Segundo o porta-voz do governo, Bolsonaro ‘não considera’ que houve golpe em 1964. É constrangedor que ele precise explicar a divergência do chefe com os livros de História
O presidente Jair Bolsonaro não se contenta em fabricar crises no presente. Ele também quer brigar com o passado, como indica a ordem para que os militares comemorem os 55 anos do golpe de 1964.
O porta-voz do Planalto, Otávio do Rêgo Barros, tentou justificar a iniciativa. “O presidente não considera o 31 de março de 1964 um golpe militar”, disse. É constrangedor que o general precise explicar uma divergência do chefe com os livros de História.
Gal. Rêgo Barros é o porta-voz do capitão
A data festejada por Bolsonaro marca o aniversário de um típico golpe de Estado. Com tanques nas ruas, os militares derrubaram um presidente legítimo e mergulharam o país num regime de exceção.
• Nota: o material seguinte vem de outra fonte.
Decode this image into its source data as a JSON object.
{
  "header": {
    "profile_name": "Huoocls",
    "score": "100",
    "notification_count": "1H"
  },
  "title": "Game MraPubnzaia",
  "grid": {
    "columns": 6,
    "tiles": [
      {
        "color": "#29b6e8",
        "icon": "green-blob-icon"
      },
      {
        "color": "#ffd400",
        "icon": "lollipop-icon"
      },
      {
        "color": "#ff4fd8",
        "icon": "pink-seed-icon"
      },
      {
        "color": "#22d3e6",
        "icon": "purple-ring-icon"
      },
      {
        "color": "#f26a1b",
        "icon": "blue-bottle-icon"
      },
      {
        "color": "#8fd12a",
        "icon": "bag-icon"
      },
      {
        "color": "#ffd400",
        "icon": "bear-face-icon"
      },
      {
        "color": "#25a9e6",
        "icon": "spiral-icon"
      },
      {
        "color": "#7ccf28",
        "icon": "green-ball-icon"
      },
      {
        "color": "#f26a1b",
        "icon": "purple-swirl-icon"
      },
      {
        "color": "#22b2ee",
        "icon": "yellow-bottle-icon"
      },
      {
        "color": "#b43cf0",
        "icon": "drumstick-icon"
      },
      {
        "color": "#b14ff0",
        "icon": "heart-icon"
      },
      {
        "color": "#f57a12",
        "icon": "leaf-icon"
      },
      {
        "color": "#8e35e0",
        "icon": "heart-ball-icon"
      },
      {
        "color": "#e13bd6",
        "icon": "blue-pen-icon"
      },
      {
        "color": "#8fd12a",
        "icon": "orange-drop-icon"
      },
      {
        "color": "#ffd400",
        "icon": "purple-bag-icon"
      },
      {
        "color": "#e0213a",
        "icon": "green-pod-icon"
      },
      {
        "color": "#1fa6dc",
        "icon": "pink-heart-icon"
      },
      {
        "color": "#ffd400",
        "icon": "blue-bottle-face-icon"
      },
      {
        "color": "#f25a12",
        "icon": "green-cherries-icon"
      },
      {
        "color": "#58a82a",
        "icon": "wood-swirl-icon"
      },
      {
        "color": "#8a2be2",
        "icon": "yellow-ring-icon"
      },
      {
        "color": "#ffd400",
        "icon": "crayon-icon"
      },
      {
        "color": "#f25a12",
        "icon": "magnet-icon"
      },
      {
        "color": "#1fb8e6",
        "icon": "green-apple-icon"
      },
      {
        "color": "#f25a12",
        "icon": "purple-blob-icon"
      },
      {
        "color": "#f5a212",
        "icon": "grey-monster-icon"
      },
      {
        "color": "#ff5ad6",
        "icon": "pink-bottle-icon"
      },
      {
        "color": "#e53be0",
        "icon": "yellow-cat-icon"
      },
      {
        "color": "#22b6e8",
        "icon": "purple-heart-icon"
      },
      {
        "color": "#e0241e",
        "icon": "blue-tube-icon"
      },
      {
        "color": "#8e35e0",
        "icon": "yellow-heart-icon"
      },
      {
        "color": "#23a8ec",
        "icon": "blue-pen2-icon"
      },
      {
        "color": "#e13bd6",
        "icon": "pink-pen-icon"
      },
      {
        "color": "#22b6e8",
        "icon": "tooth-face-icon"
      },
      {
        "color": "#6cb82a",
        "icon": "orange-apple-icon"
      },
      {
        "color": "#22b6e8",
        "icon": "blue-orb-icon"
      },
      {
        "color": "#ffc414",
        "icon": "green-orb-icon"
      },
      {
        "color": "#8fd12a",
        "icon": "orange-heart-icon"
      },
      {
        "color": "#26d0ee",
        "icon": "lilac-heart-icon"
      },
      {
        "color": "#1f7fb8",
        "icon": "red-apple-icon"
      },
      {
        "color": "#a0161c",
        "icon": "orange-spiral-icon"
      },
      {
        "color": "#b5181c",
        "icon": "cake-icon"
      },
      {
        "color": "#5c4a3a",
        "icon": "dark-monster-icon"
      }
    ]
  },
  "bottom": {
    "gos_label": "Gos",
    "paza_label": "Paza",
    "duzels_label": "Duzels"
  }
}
A ditadura fechou o Congresso, censurou a imprensa e perseguiu opositores. Deixou um saldo de 434 mortos e desaparecidos, além de milhares de torturados e exilados. São fatos do passado, que devem ser lembrados para que não se repitam.
Em países que enfrentaram seus fantasmas, exaltar ditaduras é crime e pode dar cadeia. Por aqui, escolheu-se contemporizar com personagens que cultuam o autoritarismo. Um deles acaba de assumir a Presidência pela via democrática que insiste em desprezar.
Ao celebrar o golpe, Bolsonaro mantém o figurino radical que marcou sua atuação parlamentar. O problema é que agora ele representa o país, não uma franja do eleitorado fluminense. Além de desrespeitar as vítimas da ditadura, suas declarações comprometem a imagem do Brasil no exterior.
Piñera ficou na saia justa com o elogio de Bolsonaro ao ditador Pinochet
Foi o que ocorreu na semana passada, quando ele foi a Santiago em viagem oficial. Houve fortes protestos, e os presidentes da Câmara e do Senado do Chile se recusaram a encontrá-lo. Reclamaram de seus elogios públicos ao general Augusto Pinochet, chefe de uma ditadura que matou mais de três mil pessoas.
No domingo, o presidente Sebastián Piñera afirmou que as declarações de Bolsonaro sobre o tema são “tremendamente infelizes”. O chileno ensina que um governante de direita não precisa defender regimes que sufocaram as liberdades em nome de ideais conservadores.